The training will include hands-on exercises on virtual iOS and Android devices. Students will be guided through using free and open-source reverse-engineering software and frameworks (such as Ghidra and Frida) to understand the internals and perform security testing of closed-source apps.
Training level: Intermediate; Basic
Learning objectives:
Understand the structure of an iOS application after dumping it unencrypted from a phone. Get to know methods for static and dynamic application analysis and combine both methods, apply these tools to find interesting code paths, and automate sending input to the app.
Learning objectives:
Understand common patterns used in iOS apps such as asynchronous programming with Grand Central Dispatch and cross-process communication with XPC. Trainees will learn how to follow control and data flow across threads and processes by applying their understanding of these concepts to the methods learned on Day 1. As an outlook, the techniques learned are put into the context of how one would write a custom fuzzer.
Learning objectives:
Trainees will understand fundamental differences between Android and iOS Apps from a reverse engineering perspective, adapting the methods learned on iOS to the Java ecosystem used on Android.

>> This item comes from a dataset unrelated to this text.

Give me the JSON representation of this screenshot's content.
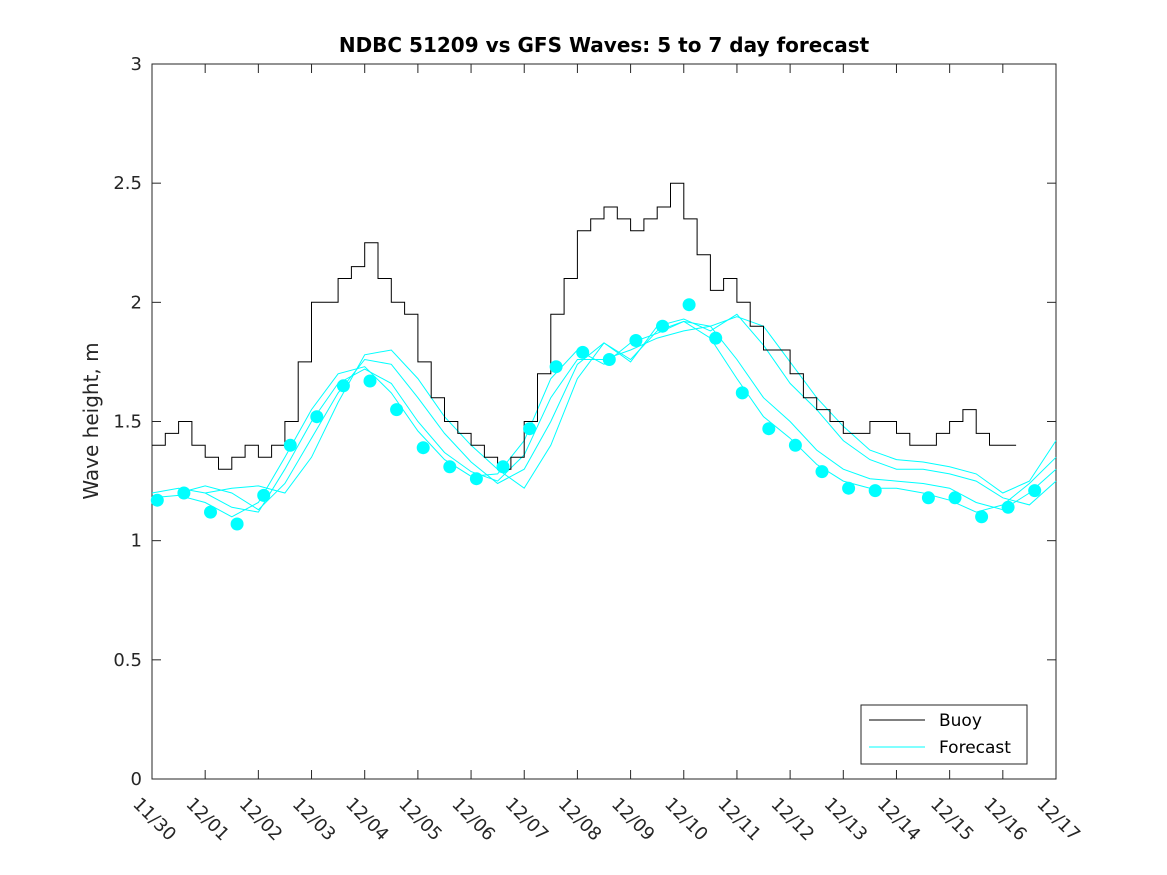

This class is aimed at anyone interested in mobile app security, including pen testers, security or vulnerability researchers, or app developers.
Jiska Classen is a wireless and mobile security researcher. The intersection of these topics means that she digs into iOS internals, reverse engineers wireless firmware, and analyzes proprietary protocols. Her practical work on public Bluetooth security analysis tooling uncovered remote code execution and cryptographic flaws in billions of mobile devices. She also likes to work on obscure and upcoming wireless technologies, for example, she recently uncovered vulnerabilities in Ultra-wideband distance measurement and reverse-engineered Apple's AirTag communication protocol.

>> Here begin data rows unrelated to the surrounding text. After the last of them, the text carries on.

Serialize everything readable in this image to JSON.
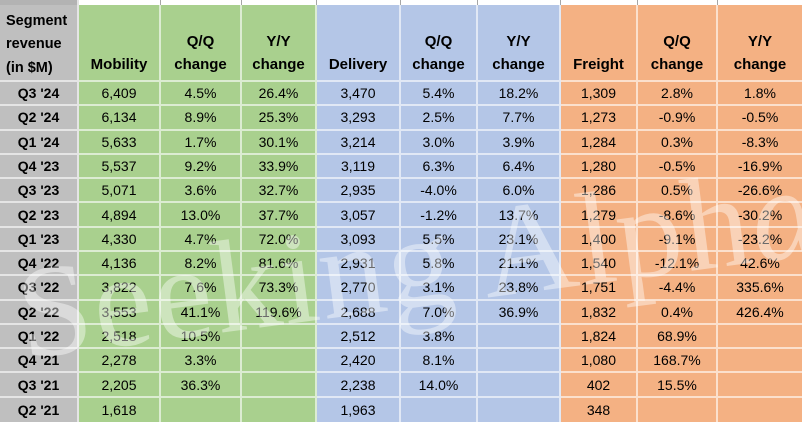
{
  "chart_data": {
    "type": "table",
    "title": "Segment revenue (in $M)",
    "corner_lines": [
      "Segment",
      "revenue",
      "(in $M)"
    ],
    "sub_columns": [
      "Q/Q change",
      "Y/Y change"
    ],
    "categories": [
      "Q3 '24",
      "Q2 '24",
      "Q1 '24",
      "Q4 '23",
      "Q3 '23",
      "Q2 '23",
      "Q1 '23",
      "Q4 '22",
      "Q3 '22",
      "Q2 '22",
      "Q1 '22",
      "Q4 '21",
      "Q3 '21",
      "Q2 '21"
    ],
    "series": [
      {
        "name": "Mobility",
        "key": "mobility",
        "color": "#A9D08E",
        "revenue": [
          "6,409",
          "6,134",
          "5,633",
          "5,537",
          "5,071",
          "4,894",
          "4,330",
          "4,136",
          "3,822",
          "3,553",
          "2,518",
          "2,278",
          "2,205",
          "1,618"
        ],
        "qq_change": [
          "4.5%",
          "8.9%",
          "1.7%",
          "9.2%",
          "3.6%",
          "13.0%",
          "4.7%",
          "8.2%",
          "7.6%",
          "41.1%",
          "10.5%",
          "3.3%",
          "36.3%",
          ""
        ],
        "yy_change": [
          "26.4%",
          "25.3%",
          "30.1%",
          "33.9%",
          "32.7%",
          "37.7%",
          "72.0%",
          "81.6%",
          "73.3%",
          "119.6%",
          "",
          "",
          "",
          ""
        ]
      },
      {
        "name": "Delivery",
        "key": "delivery",
        "color": "#B4C6E7",
        "revenue": [
          "3,470",
          "3,293",
          "3,214",
          "3,119",
          "2,935",
          "3,057",
          "3,093",
          "2,931",
          "2,770",
          "2,688",
          "2,512",
          "2,420",
          "2,238",
          "1,963"
        ],
        "qq_change": [
          "5.4%",
          "2.5%",
          "3.0%",
          "6.3%",
          "-4.0%",
          "-1.2%",
          "5.5%",
          "5.8%",
          "3.1%",
          "7.0%",
          "3.8%",
          "8.1%",
          "14.0%",
          ""
        ],
        "yy_change": [
          "18.2%",
          "7.7%",
          "3.9%",
          "6.4%",
          "6.0%",
          "13.7%",
          "23.1%",
          "21.1%",
          "23.8%",
          "36.9%",
          "",
          "",
          "",
          ""
        ]
      },
      {
        "name": "Freight",
        "key": "freight",
        "color": "#F4B183",
        "revenue": [
          "1,309",
          "1,273",
          "1,284",
          "1,280",
          "1,286",
          "1,279",
          "1,400",
          "1,540",
          "1,751",
          "1,832",
          "1,824",
          "1,080",
          "402",
          "348"
        ],
        "qq_change": [
          "2.8%",
          "-0.9%",
          "0.3%",
          "-0.5%",
          "0.5%",
          "-8.6%",
          "-9.1%",
          "-12.1%",
          "-4.4%",
          "0.4%",
          "68.9%",
          "168.7%",
          "15.5%",
          ""
        ],
        "yy_change": [
          "1.8%",
          "-0.5%",
          "-8.3%",
          "-16.9%",
          "-26.6%",
          "-30.2%",
          "-23.2%",
          "42.6%",
          "335.6%",
          "426.4%",
          "",
          "",
          "",
          ""
        ]
      }
    ],
    "layout_hints": {
      "row_label_background": "#BFBFBF",
      "gridline_color": "rgba(255,255,255,0.6)"
    }
  },
  "watermark": {
    "text": "Seeking Alph",
    "alpha": "α"
  }
}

She has previously spoken at Black Hat USA, DEF CON, RECon, hardwear.io, Chaos Communication Congress, Chaos Communication Camp, Gulasch Programmer Nacht, MRMCDs, Easterhegg, Troopers, Pass the Salt, NotPinkCon, gave various lectures and training, and published at prestigious academic venues.
Fabian Freyer has a love-hate relationship with reverse engineering and binary exploitation. Using the advanced method of excessive amounts of intense staring at hexdumps in Binary Ninja, trying to figure out every bit of the software he’s looking at, only to be disappointed it doesn’t give a flag to hand into the scoreboard. After years of CTF playing, he’s turned to using his skills as an independent security researcher but is currently taking a break from breaking things to build things at a hosting provider. Since then, he’s been scratching that itch by doing security research into mitigations at a systematic level.